About two years ago, a Kurdish woman fighting for her country was interviewed in a video: “When the IS criminals approach, we begin to cheer (with the oriental cry of joy). Then they run away when they hear our voices because if a woman kills them, they think they will go to hell.” Then all our fighters cheer and laugh. “They’re crazy,” said another woman.

How proud and self-confident they looked! Back then, journalists across the world were amazed and reported about them: Young Kurdish heroines fighting against the world’s most cruel terrorist group!

But the heroines who fought and defeated the terrorists only yesterday are today called “terrorists” themselves and are being killed by Turkish President Recep Tayyip Erdogan, betrayed by US President Donald Trump and abandoned by the EU. They are powerless, as others look on.

The Pains of Rojava

In my hometown in Northeast Syria, as it is now called in the media, or in Rojava, as we Kurds call it, lives a mother whose daughter died in the fighting against ISIS. Just two days after the recent Turkish invasion, when hundreds of ISIS criminals escaped from jail, the mother took to the streets with her daughter’s picture shouting, “What did my daughter die for?”

Right next door lives my grandfather with his understandable wish, after many years of hard work, to spend his last years in dignity in his house. But today, after the first Turkish bombs have fallen on the city, we are trying to figure out how we can force him to flee before the whole house crumbles down on him.

On the roof of her house, my aunt had laid out fig jam to dry and covered it with colorful cloth. She wanted to send me a jar in Berlin. Today, after she had to leave her house, she is disturbed by the mere idea that these “bad people,” would enjoy the delicacies she has made with so much love – and not her family, friends, and neighbors, as it used to be.
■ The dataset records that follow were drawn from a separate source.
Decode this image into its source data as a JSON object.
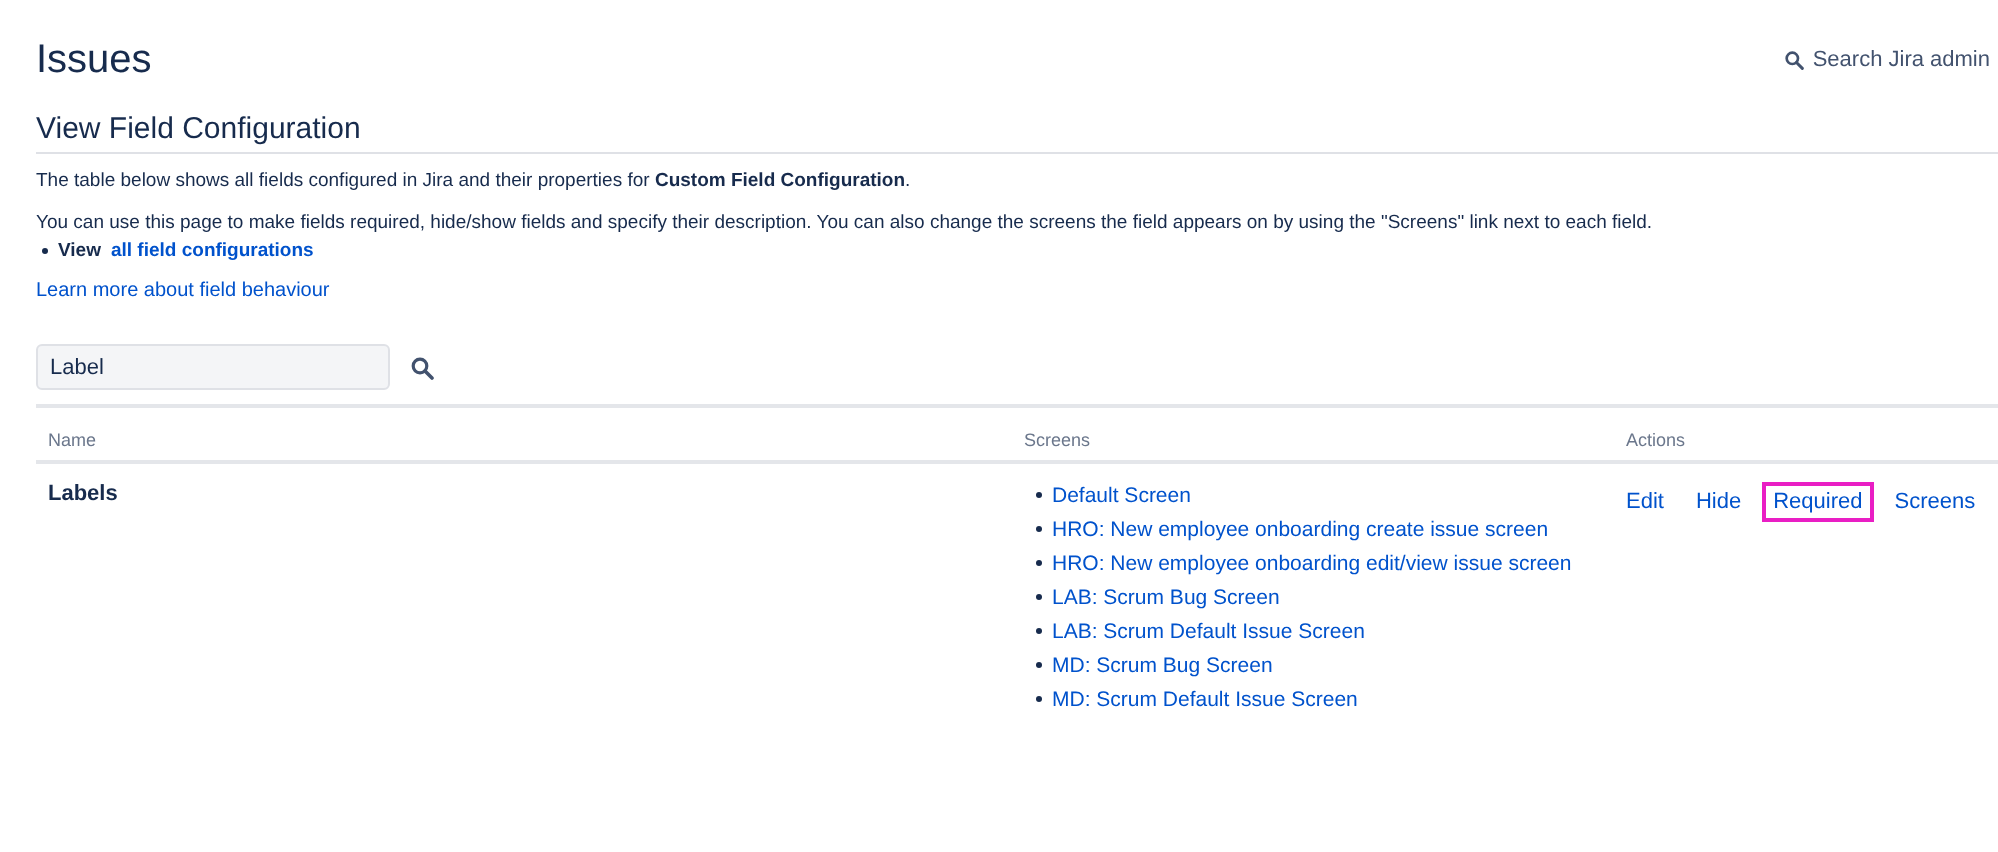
{
  "header": {
    "title": "Issues",
    "search_link": "Search Jira admin"
  },
  "section": {
    "title": "View Field Configuration",
    "intro": "The table below shows all fields configured in Jira and their properties for **Custom Field Configuration**.",
    "description": "You can use this page to make fields required, hide/show fields and specify their description. You can also change the screens the field appears on by using the \"Screens\" link next to each field.",
    "view_label": "View",
    "view_link": "all field configurations",
    "learn_more": "Learn more about field behaviour"
  },
  "filter": {
    "value": "Label"
  },
  "table": {
    "columns": [
      "Name",
      "Screens",
      "Actions"
    ],
    "rows": [
      {
        "name": "Labels",
        "screens": [
          "Default Screen",
          "HRO: New employee onboarding create issue screen",
          "HRO: New employee onboarding edit/view issue screen",
          "LAB: Scrum Bug Screen",
          "LAB: Scrum Default Issue Screen",
          "MD: Scrum Bug Screen",
          "MD: Scrum Default Issue Screen"
        ],
        "actions": [
          {
            "label": "Edit",
            "highlighted": false
          },
          {
            "label": "Hide",
            "highlighted": false
          },
          {
            "label": "Required",
            "highlighted": true
          },
          {
            "label": "Screens",
            "highlighted": false
          }
        ]
      }
    ]
  }
}
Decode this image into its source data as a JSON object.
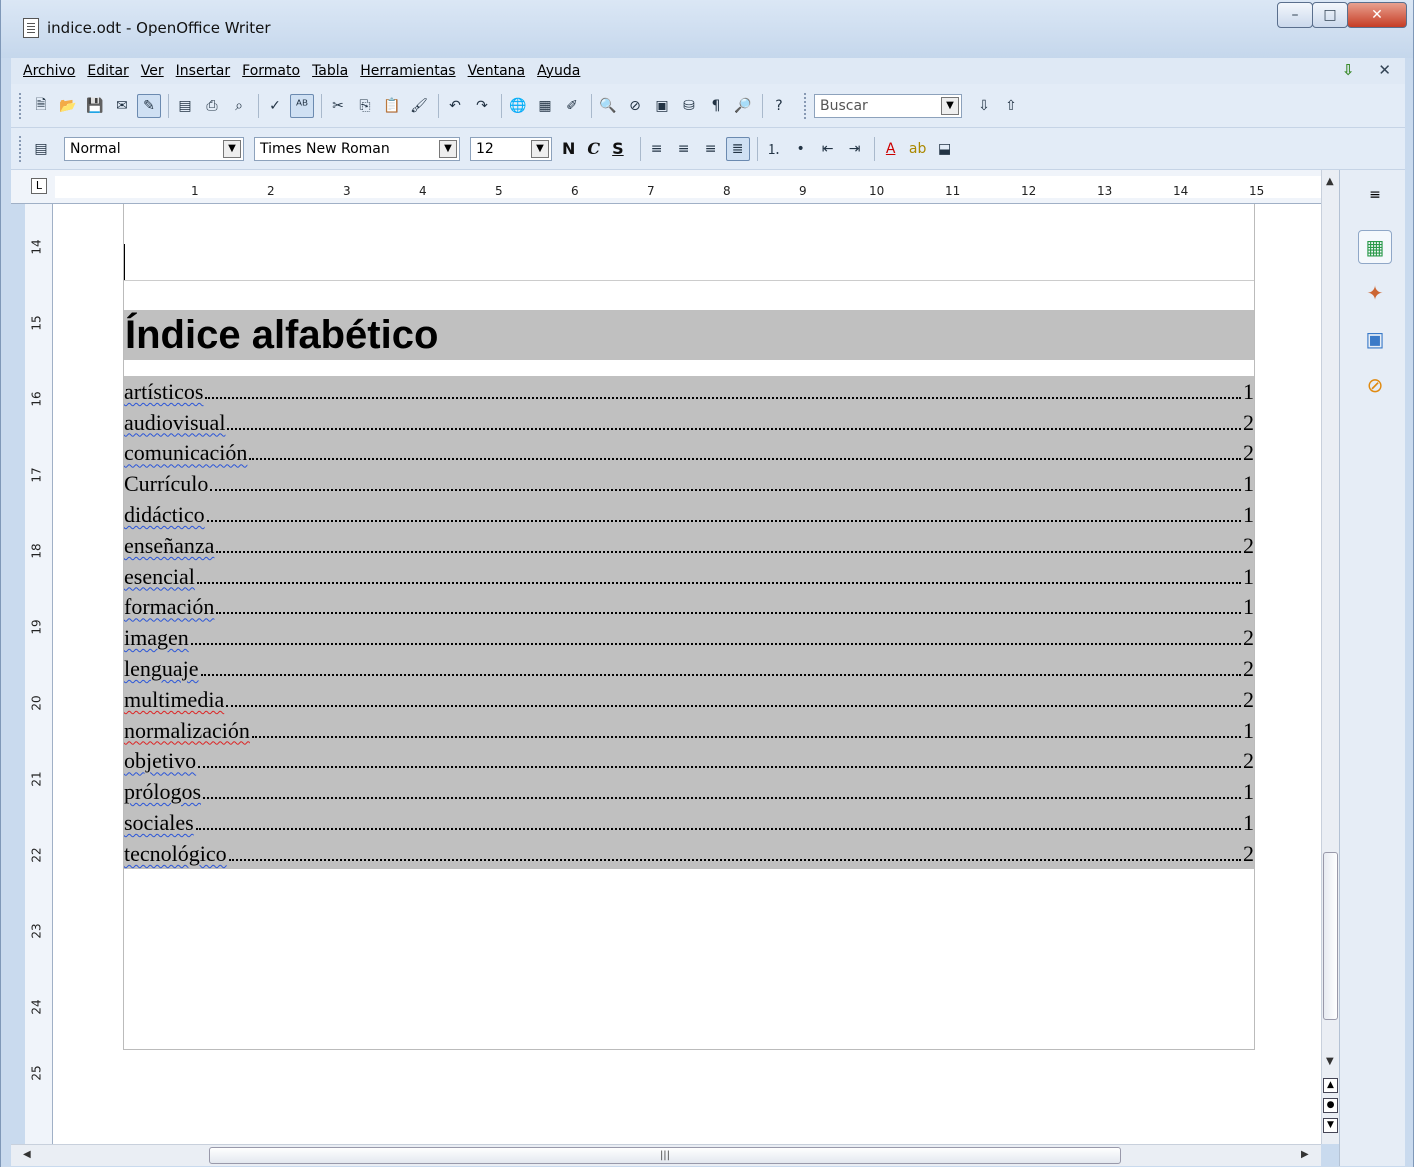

There is a boy who lives with his sister in the same neighborhood. They used to play in their garden while their mother cooked their favorite soup. Today, after only a few hours of invasion dubbed “Operation Peace Spring” by the Turkish government, we had to report the first victims in my city. This boy was killed and his sister lost her leg.

A Small Oasis

Not only terrorists and people who fought against terrorists live in that town, but also normal people. Despite the long and brutal war in Syria, the Kurds have managed to create a small oasis of normality there.

People live there who go to work every day, meet friends, fall in love and sometimes even complain about normal things in life, like lack of electricity or bad roads.

And of all places, just there, in this region, Erdogan is trying to build his “safe zone” with bombs and attempts to uproot millions of Kurds who have, against all odds, managed to stay in their country so far, and have not become refugees.

It is unfathomable that in the 21st century, a NATO member state would attack a neighboring country and embark on ethnic cleansing in its territory. And it is even more unfathomable that one of that country’s strongest partners, the mighty EU, is powerless and can be blackmailed into doing nothing.

Today and here in safe Europe, I go to the playground with my child after Kindergarten. I smile at him and wave while he plays, just the way other mothers do.

Then, my three-year-old suddenly stops playing, comes to me and asks: “Mama, are you sad? Do you want to cry?”